Murtad Dalam Pandangan Cendekiawan Muslim

Sayyid Muhammad Yusuf, S.Pd, M.Si (Ketua Al-Ghanna Institute)

    Secara etimologis, murtad berarti kembali. Kata Arab ini berakar pada kata riddah, yang berarti kembali kepada kafir setelah Islam(Iqbal Zaki:2008:350). Selain itu, seorang pakar bahasa Arab, Raghib Isfahani menyatakan bahwa irtidad dan riddah kembali dari satu jalan yang sebelumnya dilewati. Dengan perbedaan; riddah digunakan hanya untuk kaum kafir, sedangkan irtidad untuk kafir selainnya(Raghib Isfahani:1992:255).

    Adapun murtad secara terminologi adalah orang yang keluar dari agama Islam kepada kekafiran, seperti berkeyakinan bahwa Allah SWT sang Pecipta Alam itu tidak ada, kerasulan Muhammad Saw tidak benar, menghalalkan suatu perbuatan yang diharamkan, seperti zina, meminum minuman keras, dan lalim, atau mengharamkan yang halal, seperti jual beli, nikah, atau menafikan kewajiban-kewajiban yang disepakati seluruh umat Islam, seperti menafikan salat lima waktu, atau memperlihatkan tingkah laku yang menunjukkan bahwa yang bersangkutan telah keluar dari agama Islam, seperti membuang al-quran ke tempat pembuangan kotoran, menyembah berhala, dan menyembah matahari(Abdul Azis Dahlan:1997:1234).    

    Syekh Thusi mendifinisikan murtad adalah menjadi kafir setelah masuk Islam, entah individu itu telah muslim sejak awal lalu menjadi murtad (murtad fithri) atau individu itu sebelumnya kafir kemudian memeluk Islam dan kembali kafir (murtad milli) (Syekh Thusi:2000:282) .

    Penjelasan tentang murtad di atas bisa diambil satu perspektif bahwa murtad ialah seseorang yang keluar dari Islam menuju kekafiran. Kemudian ia bukan hanya menafikan ketuhanan Allah dan kerasulan Nabi Muhammad bahkan ia melakukan perbuatan bebas yang sesuai dengan pemikiran dan nalarnya.

    Adapun Ulama Fikih mengemukakan bahwa suatu perbuatan murtad baru dianggap sah apabila memebuhi rukun dan syaratnya. Adapun Rukun Murtad tersebut ada dua, yaitu: keluar dari agama Islam dan tindakan murtad ini bersifat pidana.

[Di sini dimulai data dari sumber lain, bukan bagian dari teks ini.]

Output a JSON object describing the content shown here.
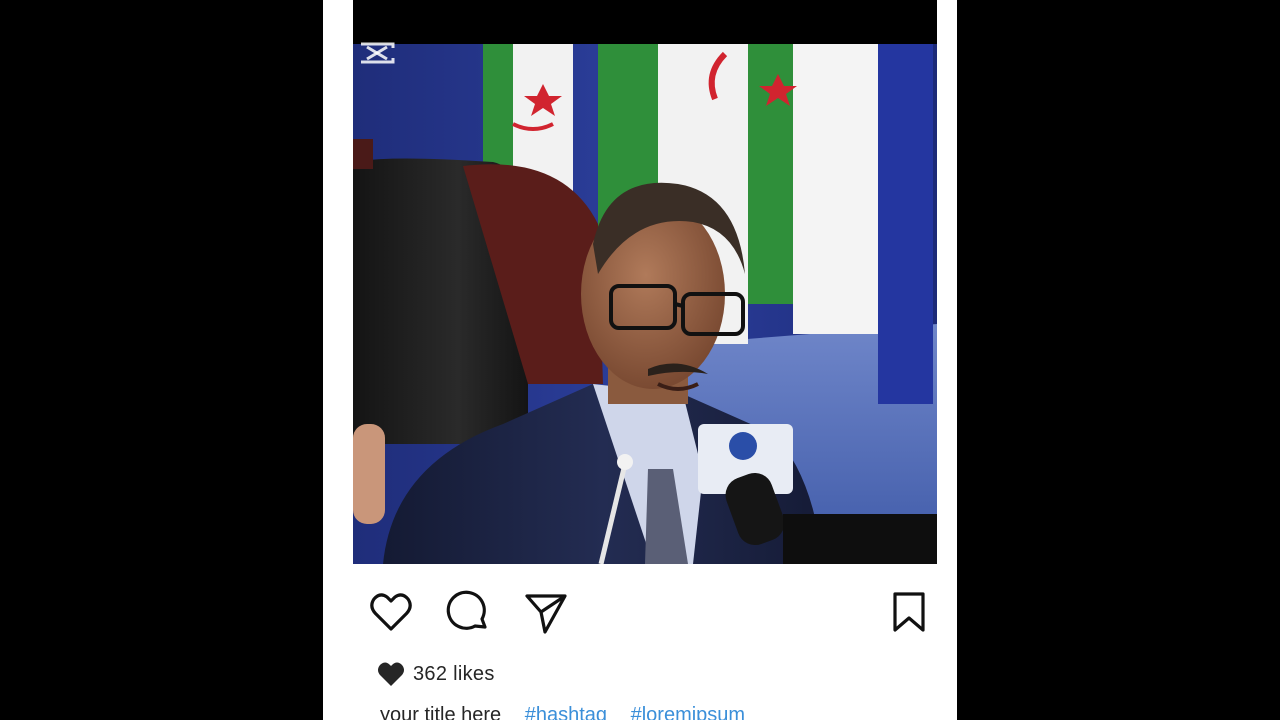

  1. Keluar dari Agama Islam. Ulama Fikih Syafi’iyah mengatakan bahwa indikator yang menunjukkan sikap keluar dari agama Islam tersebut berupa perbuatan, bersikap tidak mau melaukan sesuatu, perkataan dan keyakinan Perbuatan yang menunjukkan seseorang menjadi murtad adalah perbuatan yang bersifat menghalalkan yang diharamkan oleh Allah Swt., seperti berzina, minum minuman yang memabukkan, mengolok-olok al-quran dan hadis Rasulullah Saw. bersikap menentang sesuatu yang diwajibkan Islam juga termasuk perbuatan murta, seperti berkeyakinan bahwa salat, puasa, zakat, dan haji itu tidak perlu.
  2. Tindakan murtad itu bersifat pidana. Maksudnya seluruh sikap, perbuatan, perkataan, dan keyakinan yang membawa seseorang keluar dari Islam itu, diketahuinya secara pasti oleh yang bersangkutan bahwa yang diingkarinya itu adalah benar (ajaran agama Islam). Seseorang yang tidak mengetahui kewajiban salat lima waktu, misalnya, seorang mualaf, maka ia tidak memenuhi rukun murtad apabila ia tidak mengerjakan shalat. Oleh sebab itu, orang seperti itu tidak dihukumkan murtad. Demikian pula apabila seseorang yang mengungkapkan suatu kalimat yang membawa kekafiran, tetapi ia tidak tahu makna kalimat tersebut maka ia tidak dihukumkan murtad. 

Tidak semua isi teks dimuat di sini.